Nella liturgia le lacrime compaiono soprattutto nelle orazioni, e descrivono la commozione per la perdita di un caro o il pentimento per i peccati compiuti. Linguaggio silenzioso, esprimono la gioia della presenza del Signore così come l’angoscia per la distanza da lui: sono il rito e grido muto dell’uomo fragile.

È urgente, dunque, creare una liturgia «vulnerabile per i più vulnerabili» (P. Tomatis). Le nostre assemblee si compongono di vulnerabilità specifiche: pianti silenziosi di anziani, gemiti assordanti di neonati, lamenti di dolore o lacrime di gioia dei deboli nella fede: gli ospiti fugaci ma commossi di un rito delle esequie o di un matrimonio.

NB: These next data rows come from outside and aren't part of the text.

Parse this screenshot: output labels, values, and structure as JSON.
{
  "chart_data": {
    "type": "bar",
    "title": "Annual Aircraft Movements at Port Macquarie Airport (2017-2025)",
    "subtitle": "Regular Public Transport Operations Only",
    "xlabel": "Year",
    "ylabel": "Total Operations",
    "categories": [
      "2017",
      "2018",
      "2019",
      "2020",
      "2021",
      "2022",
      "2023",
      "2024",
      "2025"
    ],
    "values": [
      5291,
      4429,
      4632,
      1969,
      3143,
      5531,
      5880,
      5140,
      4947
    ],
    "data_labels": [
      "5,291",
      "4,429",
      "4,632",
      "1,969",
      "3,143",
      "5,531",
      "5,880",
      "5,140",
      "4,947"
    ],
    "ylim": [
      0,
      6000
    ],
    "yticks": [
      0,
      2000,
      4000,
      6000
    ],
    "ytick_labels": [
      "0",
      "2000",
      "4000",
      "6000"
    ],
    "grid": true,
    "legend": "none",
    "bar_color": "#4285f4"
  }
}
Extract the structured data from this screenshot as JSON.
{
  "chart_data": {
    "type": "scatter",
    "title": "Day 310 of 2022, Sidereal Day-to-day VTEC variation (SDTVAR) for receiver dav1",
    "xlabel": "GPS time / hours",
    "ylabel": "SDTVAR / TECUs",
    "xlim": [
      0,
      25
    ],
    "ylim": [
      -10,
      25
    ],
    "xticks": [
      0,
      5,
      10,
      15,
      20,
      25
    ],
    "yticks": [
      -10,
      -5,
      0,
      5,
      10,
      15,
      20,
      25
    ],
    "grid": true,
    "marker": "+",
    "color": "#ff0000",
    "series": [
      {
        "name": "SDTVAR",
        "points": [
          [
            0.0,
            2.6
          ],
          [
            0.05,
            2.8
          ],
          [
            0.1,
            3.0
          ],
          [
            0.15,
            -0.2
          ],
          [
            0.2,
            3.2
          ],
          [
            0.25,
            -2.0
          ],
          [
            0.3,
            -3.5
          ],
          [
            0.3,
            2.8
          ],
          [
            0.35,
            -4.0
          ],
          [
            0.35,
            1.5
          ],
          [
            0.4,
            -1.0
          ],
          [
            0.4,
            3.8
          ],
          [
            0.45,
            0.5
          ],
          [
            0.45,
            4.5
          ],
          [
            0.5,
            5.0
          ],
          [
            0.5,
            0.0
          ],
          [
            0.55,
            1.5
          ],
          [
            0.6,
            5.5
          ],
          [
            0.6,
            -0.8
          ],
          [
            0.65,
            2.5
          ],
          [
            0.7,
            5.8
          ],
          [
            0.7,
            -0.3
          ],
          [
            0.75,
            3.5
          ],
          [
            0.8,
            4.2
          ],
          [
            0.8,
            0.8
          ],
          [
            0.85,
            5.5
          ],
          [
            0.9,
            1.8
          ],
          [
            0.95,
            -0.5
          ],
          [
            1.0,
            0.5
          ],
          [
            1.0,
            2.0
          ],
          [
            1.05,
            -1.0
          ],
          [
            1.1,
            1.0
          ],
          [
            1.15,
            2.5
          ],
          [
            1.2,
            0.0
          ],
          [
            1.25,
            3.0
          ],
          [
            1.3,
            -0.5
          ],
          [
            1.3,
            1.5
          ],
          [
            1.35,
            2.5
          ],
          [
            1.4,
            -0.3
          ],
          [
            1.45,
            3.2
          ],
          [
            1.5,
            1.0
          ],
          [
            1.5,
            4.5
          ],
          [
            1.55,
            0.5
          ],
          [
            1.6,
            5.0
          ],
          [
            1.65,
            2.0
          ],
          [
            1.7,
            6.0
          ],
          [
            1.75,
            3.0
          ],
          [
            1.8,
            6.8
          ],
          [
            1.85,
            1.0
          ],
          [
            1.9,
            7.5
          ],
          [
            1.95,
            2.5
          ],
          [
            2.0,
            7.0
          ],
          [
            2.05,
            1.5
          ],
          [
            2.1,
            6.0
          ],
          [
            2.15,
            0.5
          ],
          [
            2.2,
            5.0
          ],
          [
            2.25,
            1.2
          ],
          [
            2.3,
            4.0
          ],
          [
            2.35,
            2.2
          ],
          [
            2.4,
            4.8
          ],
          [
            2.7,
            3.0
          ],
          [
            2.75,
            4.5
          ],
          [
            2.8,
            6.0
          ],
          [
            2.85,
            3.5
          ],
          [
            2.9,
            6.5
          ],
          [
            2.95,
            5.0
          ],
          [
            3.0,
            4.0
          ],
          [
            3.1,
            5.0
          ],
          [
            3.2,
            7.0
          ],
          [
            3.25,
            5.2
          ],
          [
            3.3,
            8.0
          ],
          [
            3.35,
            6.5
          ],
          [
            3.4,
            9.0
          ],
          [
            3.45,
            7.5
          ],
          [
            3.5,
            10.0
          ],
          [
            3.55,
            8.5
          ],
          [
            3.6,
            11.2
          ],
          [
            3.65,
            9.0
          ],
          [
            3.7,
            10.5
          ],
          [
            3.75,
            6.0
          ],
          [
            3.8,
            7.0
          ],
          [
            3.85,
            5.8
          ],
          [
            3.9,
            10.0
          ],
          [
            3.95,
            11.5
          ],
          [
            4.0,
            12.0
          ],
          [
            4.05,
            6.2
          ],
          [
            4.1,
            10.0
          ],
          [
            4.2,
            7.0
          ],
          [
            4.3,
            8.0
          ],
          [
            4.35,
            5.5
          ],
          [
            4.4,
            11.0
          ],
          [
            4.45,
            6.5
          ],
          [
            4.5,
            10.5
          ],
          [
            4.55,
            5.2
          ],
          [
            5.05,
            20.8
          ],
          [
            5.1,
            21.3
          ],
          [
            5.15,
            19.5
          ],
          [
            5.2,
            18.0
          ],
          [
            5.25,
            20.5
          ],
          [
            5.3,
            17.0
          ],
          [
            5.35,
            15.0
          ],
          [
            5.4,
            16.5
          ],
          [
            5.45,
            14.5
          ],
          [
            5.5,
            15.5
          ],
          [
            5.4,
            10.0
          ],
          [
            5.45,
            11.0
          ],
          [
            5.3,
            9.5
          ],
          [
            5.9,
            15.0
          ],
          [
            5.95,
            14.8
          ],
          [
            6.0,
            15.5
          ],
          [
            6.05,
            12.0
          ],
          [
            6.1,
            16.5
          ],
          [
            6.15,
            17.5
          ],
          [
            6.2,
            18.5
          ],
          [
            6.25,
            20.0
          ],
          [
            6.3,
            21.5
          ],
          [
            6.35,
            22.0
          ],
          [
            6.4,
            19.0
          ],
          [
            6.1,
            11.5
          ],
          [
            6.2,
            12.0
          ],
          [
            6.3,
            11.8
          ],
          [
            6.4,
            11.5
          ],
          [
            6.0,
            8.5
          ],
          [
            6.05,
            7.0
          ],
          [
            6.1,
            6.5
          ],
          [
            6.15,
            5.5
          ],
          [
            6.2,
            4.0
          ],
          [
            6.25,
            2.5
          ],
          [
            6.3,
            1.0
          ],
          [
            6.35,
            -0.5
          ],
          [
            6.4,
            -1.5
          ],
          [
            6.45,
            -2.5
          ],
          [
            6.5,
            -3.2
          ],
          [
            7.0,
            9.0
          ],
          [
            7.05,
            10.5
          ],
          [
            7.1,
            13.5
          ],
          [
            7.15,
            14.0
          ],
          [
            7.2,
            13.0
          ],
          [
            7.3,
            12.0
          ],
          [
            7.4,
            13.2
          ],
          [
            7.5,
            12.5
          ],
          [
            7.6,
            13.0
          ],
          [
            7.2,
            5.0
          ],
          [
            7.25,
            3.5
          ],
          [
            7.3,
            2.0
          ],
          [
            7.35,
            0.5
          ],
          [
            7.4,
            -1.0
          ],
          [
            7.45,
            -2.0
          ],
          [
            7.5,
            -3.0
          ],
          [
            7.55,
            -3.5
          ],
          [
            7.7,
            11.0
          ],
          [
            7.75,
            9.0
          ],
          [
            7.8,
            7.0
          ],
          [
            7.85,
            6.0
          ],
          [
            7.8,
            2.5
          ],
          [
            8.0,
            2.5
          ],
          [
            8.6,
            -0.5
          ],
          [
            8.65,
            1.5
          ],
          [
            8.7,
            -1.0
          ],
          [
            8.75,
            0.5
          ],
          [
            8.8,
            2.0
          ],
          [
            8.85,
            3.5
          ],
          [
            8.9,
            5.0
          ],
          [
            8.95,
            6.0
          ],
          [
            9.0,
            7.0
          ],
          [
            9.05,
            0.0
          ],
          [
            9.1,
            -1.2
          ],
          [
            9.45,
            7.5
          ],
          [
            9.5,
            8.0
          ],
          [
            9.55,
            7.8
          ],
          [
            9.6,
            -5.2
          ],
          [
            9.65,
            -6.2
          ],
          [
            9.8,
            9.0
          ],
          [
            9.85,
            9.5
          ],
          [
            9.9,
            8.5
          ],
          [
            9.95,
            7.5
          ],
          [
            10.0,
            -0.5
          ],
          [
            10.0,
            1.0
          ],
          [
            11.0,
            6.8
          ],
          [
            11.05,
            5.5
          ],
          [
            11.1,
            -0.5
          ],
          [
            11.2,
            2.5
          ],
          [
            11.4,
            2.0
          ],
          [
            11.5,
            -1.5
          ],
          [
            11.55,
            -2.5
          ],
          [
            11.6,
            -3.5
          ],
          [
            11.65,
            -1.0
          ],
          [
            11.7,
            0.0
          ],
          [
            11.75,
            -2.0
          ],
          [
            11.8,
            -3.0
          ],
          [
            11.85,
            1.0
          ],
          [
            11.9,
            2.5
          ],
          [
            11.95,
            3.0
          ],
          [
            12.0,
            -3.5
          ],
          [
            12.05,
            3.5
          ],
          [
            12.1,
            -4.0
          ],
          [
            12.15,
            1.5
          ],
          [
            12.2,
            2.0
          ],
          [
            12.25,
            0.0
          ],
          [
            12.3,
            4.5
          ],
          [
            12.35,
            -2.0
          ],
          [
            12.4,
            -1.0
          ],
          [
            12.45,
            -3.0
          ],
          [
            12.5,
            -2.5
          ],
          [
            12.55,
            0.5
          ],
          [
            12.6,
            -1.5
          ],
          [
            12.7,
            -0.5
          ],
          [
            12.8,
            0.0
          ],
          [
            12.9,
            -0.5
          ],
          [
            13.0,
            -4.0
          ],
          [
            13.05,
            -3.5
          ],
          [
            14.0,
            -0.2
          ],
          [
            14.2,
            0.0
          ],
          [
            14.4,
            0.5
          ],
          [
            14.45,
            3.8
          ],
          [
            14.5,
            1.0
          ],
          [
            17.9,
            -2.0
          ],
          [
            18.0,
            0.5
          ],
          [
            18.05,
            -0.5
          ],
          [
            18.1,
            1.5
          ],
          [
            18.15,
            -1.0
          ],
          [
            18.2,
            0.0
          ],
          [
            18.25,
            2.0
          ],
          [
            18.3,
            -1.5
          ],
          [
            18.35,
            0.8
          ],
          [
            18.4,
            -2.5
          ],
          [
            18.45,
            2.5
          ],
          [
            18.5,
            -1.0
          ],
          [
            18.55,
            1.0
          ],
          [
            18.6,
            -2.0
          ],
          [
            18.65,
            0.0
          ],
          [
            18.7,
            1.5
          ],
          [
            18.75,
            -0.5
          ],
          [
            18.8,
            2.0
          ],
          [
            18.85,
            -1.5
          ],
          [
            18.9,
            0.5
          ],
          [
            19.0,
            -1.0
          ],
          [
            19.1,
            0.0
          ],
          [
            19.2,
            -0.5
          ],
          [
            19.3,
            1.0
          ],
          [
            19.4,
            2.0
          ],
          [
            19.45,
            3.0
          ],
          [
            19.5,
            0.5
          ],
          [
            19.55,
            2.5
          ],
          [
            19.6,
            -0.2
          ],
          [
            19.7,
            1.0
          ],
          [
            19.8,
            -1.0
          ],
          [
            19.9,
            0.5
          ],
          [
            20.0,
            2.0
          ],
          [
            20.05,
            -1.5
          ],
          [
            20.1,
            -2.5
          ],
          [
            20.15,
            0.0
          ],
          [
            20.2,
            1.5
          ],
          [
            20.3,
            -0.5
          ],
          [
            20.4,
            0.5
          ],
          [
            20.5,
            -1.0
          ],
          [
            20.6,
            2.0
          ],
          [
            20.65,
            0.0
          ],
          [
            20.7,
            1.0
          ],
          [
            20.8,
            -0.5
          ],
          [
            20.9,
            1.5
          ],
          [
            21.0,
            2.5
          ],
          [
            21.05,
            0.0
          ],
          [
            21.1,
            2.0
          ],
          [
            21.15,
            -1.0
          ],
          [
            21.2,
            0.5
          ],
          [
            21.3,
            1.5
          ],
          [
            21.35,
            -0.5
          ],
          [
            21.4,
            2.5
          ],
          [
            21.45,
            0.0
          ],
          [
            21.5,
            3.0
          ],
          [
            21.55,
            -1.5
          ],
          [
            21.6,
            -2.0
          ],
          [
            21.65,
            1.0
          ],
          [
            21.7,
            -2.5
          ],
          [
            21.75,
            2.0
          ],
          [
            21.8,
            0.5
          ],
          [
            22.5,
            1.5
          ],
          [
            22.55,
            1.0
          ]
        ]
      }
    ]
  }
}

Nel contesto liturgico, «prima i praticanti» non è uno slogan spendibile. Le nostre assemblee devono accogliere, integrare anche le lacrime dei «clandestini». Perché un’assemblea cristiana è per vocazione comunità lacrimale.

 

Salvatore Cipressa è segretario nazionale dell’ATISM. Giuseppe Pani è docente di Teologia morale nell’ISSR Sassari-Tempio Euromediterraneo. Sono autori di Piangere (Cittadella, Assisi 2019).